The Cost of Deportation?

This past weekend, CNN posted a report that the cost of deporting each person who is illegally the US was about $10,854 in fiscal 2016. (CNN April 13, 2017) The story highlights how misleading most news reporting is on immigration topics. While the underlying message is a good one — that it is very expensive to deport, the story understates the true costs.

First lets take the cost to the government. The story mistakenly assumes that the only costs for immigration removals (that is how the statute defines “deportations”) are from the ICE and CBP budgets. In fact a large number of these cases must be heard by an immigration judge in an immigration proceeding. At a minimum the government is represented by a lawyer and an immigration judge must preside over the proceeding. At the hearing there may be an interpreter, a court clerk additional court staff. If the non-citizen subject of the hearing decides to appeal the decision that case goes before another set of judges called the immigration appeals, in which case the lawyer for the government may have to write a brief and a panel of administrative appellate judges along with their staff review the record and decide the case after hearing from the applicant’s lawyer. While the government does not provide the applicant with a lawyer the government is certainly represented as each case is called at each stage in this process. In many cases the applicant may appeal the decision to a federal appellate court — there the case is heard by a panel of three judges and reviewed by the staff of the court to make sure that the law has been followed.

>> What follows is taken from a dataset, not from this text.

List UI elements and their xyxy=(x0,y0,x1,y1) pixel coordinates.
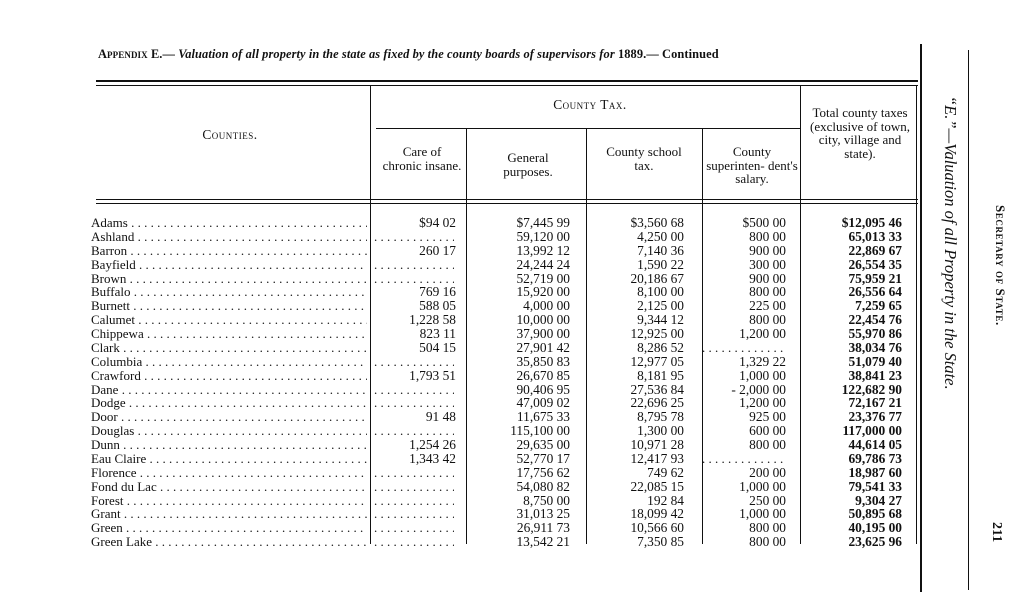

The CNN piece did not disclose the cost to the government in either being represented at the deportation hearing or the later administrative and court appeals. Nor did it discuss the costs to the federal judiciary for reviewing the cases. Indeed the immigration courts are overwhelmed and their dockets have skyrocketed such that new cases brought in today only move at a “fast” pace if the person has very little going for them — meaning no family ties in the U.S., no credible persecution claims or no possible immigration benefits that could be sought.

According to the Executive Office for Immigration Review there are 250 immigration judges in 58 immigration courts. Those judges received approximately 300,000 new cases and decided 273,000. What that number doesn’t tell you is how long and how much time it takes to decide each case for the immigration court backlog is said to exceed 500,000 cases. (If you are interested in immigration court’s caseload and report you can download it here.) Currently there are 16 administrative appeals judges on the Board of Immigration Appeals. None of these numbers include the support staff for each of these offices nor the private interpreters that have to be hired to enable the judges to take non-English testimony. The workload on these judges has an impact and in fiscal year 2014 approximately 5% of the Board’s 25,000 cases were remands from the federal courts, meaning that there were serious errors that required some type of additional attention by the Board of Immigration Appeals.